More on Cosmos and Giordano Bruno:
- A strange defence, referring to Defending Giordano Bruno: A Response from the Co-Writer of “Cosmos”.
- Cartoons and Fables – How Cosmos Got the Story of Bruno Wrong
Bruno is the poster boy of the Draper-White Thesis – the idea that science and religion have always been at war and an idea beloved by the New Atheist movement despite the fact it was rejected by actual historians of science about a century ago. Try to engage in an attempt at intelligent discussion of the real and much more complex and nuanced interrelations between religion and what was to emerge as modern science in the medieval and early modern periods and Bruno is usually brandished as “proof” that the Church was the implacable and ignorant foe of early science. After all, why else did they burn him for daring to say the earth wasn’t the centre of the universe and that the stars were other suns with planets?
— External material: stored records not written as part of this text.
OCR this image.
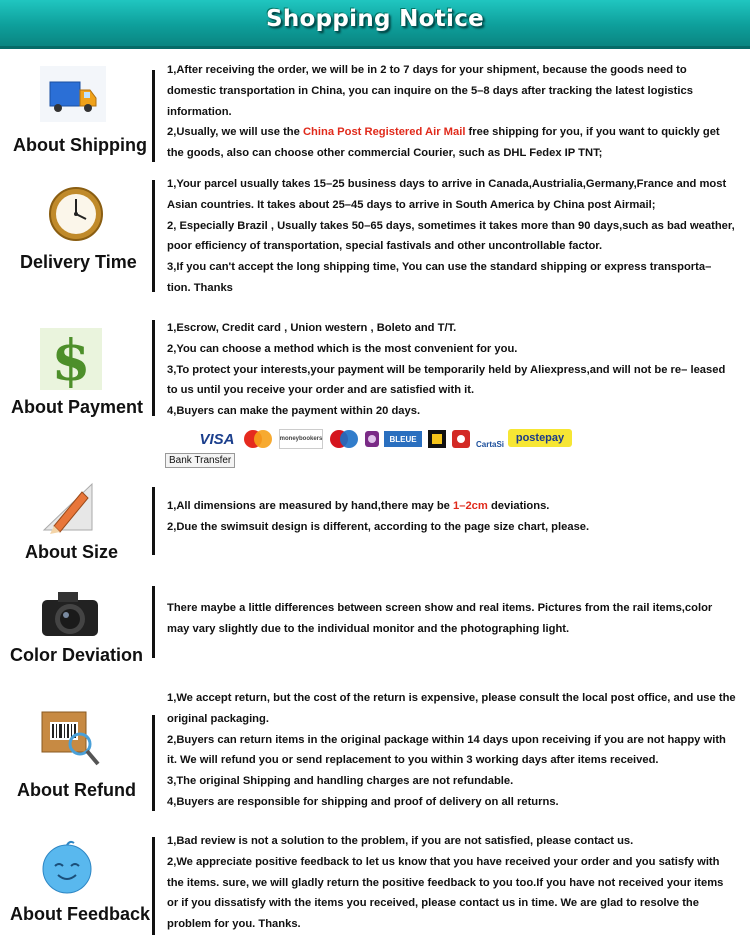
Shopping Notice
About Shipping

1,After receiving the order, we will be in 2 to 7 days for your shipment, because the goods need to domestic transportation in China, you can inquire on the 5–8 days after tracking the latest logistics information.

2,Usually, we will use the China Post Registered Air Mail free shipping for you, if you want to quickly get the goods, also can choose other commercial Courier, such as DHL Fedex IP TNT;

Delivery Time

1,Your parcel usually takes 15–25 business days to arrive in Canada,Austrialia,Germany,France and most Asian countries. It takes about 25–45 days to arrive in South America by China post Airmail;

2, Especially Brazil , Usually takes 50–65 days, sometimes it takes more than 90 days,such as bad weather, poor efficiency of transportation, special fastivals and other uncontrollable factor.

3,If you can't accept the long shipping time, You can use the standard shipping or express transporta– tion. Thanks

$
About Payment

1,Escrow, Credit card , Union western , Boleto and T/T.

2,You can choose a method which is the most convenient for you.

3,To protect your interests,your payment will be temporarily held by Aliexpress,and will not be re– leased to us until you receive your order and are satisfied with it.

4,Buyers can make the payment within 20 days.

VISA	moneybookers	BLEUE
CartaSi
postepay
Bank Transfer
About Size

1,All dimensions are measured by hand,there may be 1–2cm deviations.

2,Due the swimsuit design is different, according to the page size chart, please.

Color Deviation

There maybe a little differences between screen show and real items. Pictures from the rail items,color may vary slightly due to the individual monitor and the photographing light.

About Refund

1,We accept return, but the cost of the return is expensive, please consult the local post office, and use the original packaging.

2,Buyers can return items in the original package within 14 days upon receiving if you are not happy with it. We will refund you or send replacement to you within 3 working days after items received.

3,The original Shipping and handling charges are not refundable.

4,Buyers are responsible for shipping and proof of delivery on all returns.

About Feedback

1,Bad review is not a solution to the problem, if you are not satisfied, please contact us.

2,We appreciate positive feedback to let us know that you have received your order and you satisfy with the items. sure, we will gladly return the positive feedback to you too.If you have not received your items or if you dissatisfy with the items you received, please contact us in time. We are glad to resolve the problem for you. Thanks.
For those who prefer simple slogans and caricatures to the hard work of actually analysing and understanding history, Bruno is a simple answer to a intricate question. Nuance and complexity are the first casualties in a culture war.
DeGrasse Tyson assures us that he [Bruno] “dared to read the books banned by the Church and that was his undoing.” We then get a sequence of Bruno reading a copy of Lucretius’ On the Nature of Things which he has hidden under the floorboards of his cell. The first problem here is that Lucretius’ work was not “banned by the Church” at all and no-one needed to hide it under their floor. Poggio Bracciolini had published a printed edition of the book a century before Bruno was born and it had never been banned when the medieval manuscripts Bracciolini worked from had been copied nor was it banned once his edition made it widely available. The idea that the Church banned and/or tried to destroy Lucretius’ work is a myth that Christopher Hitchens liked to repeat and which has been given a lease of popular life via Stephen Greenblatt’s appalling pseudo historical work The Swerve, which somehow won a Pulitzer Prize despite being a pastiche of howlers.